EIGHT UK schools send more students to Oxbridge than three-quarters of all schools and colleges put together, new figures show.

Analysis by social mobility charity The Sutton Trust showed the unnamed eight schools sent 1,310 pupils to Oxford and Cambridge universities between 2015 and 2017, while 2,894 other institutions sent just 1,220 students combined.

The report, entitled Access to Advantage, also found 42 per cent of Oxbridge places go to independent school students, even though just seven per cent of the population attend a private school.

The Sutton Trust said high levels of additional, specialist support at independent schools could explain the disparity and called for action to correct the 'patchwork of higher education guidance and support'.

Founder Sir Peter Lampl said: "All young people, regardless of what area they grow up in, or what school they go to, should have access to high-quality personal guidance that allows them to make the best informed choices about their future.

"The admissions process also needs to change.
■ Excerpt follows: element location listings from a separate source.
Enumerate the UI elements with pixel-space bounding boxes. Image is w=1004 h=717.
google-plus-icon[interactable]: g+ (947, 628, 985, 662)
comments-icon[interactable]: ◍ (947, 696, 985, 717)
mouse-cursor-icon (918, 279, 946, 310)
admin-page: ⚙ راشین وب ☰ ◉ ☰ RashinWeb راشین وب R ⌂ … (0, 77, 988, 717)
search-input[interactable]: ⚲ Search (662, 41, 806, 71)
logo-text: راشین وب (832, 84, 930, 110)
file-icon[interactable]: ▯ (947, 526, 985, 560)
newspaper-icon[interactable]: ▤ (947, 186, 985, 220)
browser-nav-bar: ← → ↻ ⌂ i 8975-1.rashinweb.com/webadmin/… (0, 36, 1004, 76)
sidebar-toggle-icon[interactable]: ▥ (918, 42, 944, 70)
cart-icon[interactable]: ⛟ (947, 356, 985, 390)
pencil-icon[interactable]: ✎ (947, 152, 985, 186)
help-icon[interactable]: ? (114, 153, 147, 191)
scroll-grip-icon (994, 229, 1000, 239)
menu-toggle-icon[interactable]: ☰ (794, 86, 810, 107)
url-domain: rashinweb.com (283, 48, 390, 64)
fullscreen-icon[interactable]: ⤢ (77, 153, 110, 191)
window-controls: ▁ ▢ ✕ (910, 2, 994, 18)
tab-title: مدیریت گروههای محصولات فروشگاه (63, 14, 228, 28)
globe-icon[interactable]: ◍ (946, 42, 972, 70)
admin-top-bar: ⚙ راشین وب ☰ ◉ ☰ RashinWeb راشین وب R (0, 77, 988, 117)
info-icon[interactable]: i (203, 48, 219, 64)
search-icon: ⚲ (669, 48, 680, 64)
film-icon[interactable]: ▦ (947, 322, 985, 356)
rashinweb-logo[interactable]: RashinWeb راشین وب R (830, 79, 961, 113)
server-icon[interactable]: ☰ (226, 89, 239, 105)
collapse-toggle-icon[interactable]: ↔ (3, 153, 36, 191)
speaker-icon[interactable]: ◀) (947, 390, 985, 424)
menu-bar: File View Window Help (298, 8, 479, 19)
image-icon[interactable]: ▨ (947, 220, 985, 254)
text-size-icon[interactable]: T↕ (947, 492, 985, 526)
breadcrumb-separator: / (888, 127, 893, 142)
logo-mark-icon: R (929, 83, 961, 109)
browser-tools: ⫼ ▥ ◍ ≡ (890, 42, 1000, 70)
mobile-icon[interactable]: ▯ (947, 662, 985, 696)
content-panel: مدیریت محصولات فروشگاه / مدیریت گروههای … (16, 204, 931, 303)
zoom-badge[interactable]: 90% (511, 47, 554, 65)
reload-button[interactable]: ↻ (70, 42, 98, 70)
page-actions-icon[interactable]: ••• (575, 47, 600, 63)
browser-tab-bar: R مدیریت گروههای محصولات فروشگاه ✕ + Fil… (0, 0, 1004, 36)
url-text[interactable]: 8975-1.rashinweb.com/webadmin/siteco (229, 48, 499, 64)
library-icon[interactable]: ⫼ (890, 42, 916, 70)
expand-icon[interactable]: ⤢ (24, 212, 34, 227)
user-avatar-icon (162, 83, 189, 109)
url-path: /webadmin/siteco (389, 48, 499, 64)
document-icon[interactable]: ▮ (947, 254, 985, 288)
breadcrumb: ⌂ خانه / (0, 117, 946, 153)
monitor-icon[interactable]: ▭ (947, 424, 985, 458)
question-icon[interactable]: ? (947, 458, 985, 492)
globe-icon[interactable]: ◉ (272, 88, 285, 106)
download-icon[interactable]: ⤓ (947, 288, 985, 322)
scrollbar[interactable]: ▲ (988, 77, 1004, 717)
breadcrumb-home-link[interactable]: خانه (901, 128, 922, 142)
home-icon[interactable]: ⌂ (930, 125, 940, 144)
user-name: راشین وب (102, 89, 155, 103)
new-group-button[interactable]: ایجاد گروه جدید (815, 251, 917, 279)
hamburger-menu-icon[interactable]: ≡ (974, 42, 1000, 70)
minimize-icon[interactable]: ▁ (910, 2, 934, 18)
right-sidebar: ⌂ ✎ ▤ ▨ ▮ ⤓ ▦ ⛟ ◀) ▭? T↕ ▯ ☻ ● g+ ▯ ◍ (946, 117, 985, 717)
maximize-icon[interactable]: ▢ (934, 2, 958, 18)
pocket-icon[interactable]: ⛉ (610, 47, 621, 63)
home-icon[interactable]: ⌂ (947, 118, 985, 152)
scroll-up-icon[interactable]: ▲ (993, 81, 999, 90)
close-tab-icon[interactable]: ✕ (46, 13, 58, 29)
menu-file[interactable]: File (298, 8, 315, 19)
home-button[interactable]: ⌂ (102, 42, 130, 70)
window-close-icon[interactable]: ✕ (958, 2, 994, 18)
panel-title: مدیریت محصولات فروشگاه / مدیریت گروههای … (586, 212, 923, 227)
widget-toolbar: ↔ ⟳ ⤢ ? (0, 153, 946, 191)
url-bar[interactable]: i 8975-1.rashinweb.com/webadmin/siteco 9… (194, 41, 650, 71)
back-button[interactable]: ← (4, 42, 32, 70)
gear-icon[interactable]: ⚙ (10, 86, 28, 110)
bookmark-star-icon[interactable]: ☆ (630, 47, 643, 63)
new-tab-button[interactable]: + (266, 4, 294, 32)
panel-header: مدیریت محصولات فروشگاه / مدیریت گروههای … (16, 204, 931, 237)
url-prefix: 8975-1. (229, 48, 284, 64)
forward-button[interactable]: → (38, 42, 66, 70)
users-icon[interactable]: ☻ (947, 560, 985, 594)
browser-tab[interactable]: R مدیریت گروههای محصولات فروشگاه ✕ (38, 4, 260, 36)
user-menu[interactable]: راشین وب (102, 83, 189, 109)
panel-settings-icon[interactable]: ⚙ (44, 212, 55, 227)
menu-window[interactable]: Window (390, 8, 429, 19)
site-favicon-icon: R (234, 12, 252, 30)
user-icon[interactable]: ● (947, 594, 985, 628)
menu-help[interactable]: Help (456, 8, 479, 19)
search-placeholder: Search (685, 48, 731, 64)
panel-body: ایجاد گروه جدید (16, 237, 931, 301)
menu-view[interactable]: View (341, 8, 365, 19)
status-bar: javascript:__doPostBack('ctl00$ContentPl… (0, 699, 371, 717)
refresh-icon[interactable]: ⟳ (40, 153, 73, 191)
We have made the case for giving poorer students a break through contextual admissions, but we also need universities to make it clear what grades these students need to access courses."

Access to Advantage also found independent school pupils are seven times more likely to gain a place at Oxford or Cambridge compared to those in non-selective state schools, and more than twice as likely to take a place at Russell Group institutions.
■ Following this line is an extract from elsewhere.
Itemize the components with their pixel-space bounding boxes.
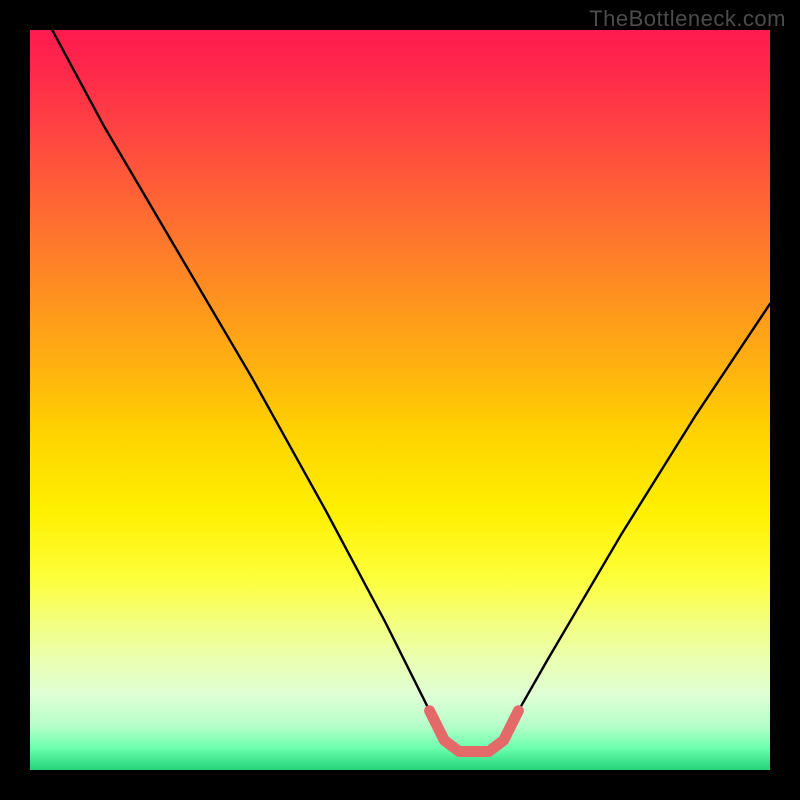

The Russell Group represents 24 leading UK universities, including Oxford and Cambridge.

The report also discovered 21 per cent of higher education applications from independent schools are for Oxford or Cambridge, compared to just five per cent at comprehensive schools and four per cent at sixth form colleges.

Meanwhile, almost 23 per cent of students in independent schools in the top fifth of schools for exam results applied to Oxbridge, compared to only 11 per cent of students in comprehensives in the same high-achieving group of schools.

The study also found around six per cent of applicants from the South East, South West, London and east of England went to Oxbridge, while only three to four per cent of those from the North or the Midlands got in.

Several parts of the country had two or fewer acceptances to Oxbridge from state non-selective schools across the three years.

The Russell Group said it was working hard to improve social mobility.

Chief executive Dr Tim Bradshaw said: "Russell Group universities believe strongly in the transformative power of higher education.

"We want to recruit students with potential and drive, regardless of background.

"There has been progress in recent years but today's research underlines that this remains a big challenge.

"The root causes of under-representation are complex and solving them is a shared social mission, bringing together universities, schools, families and the Government."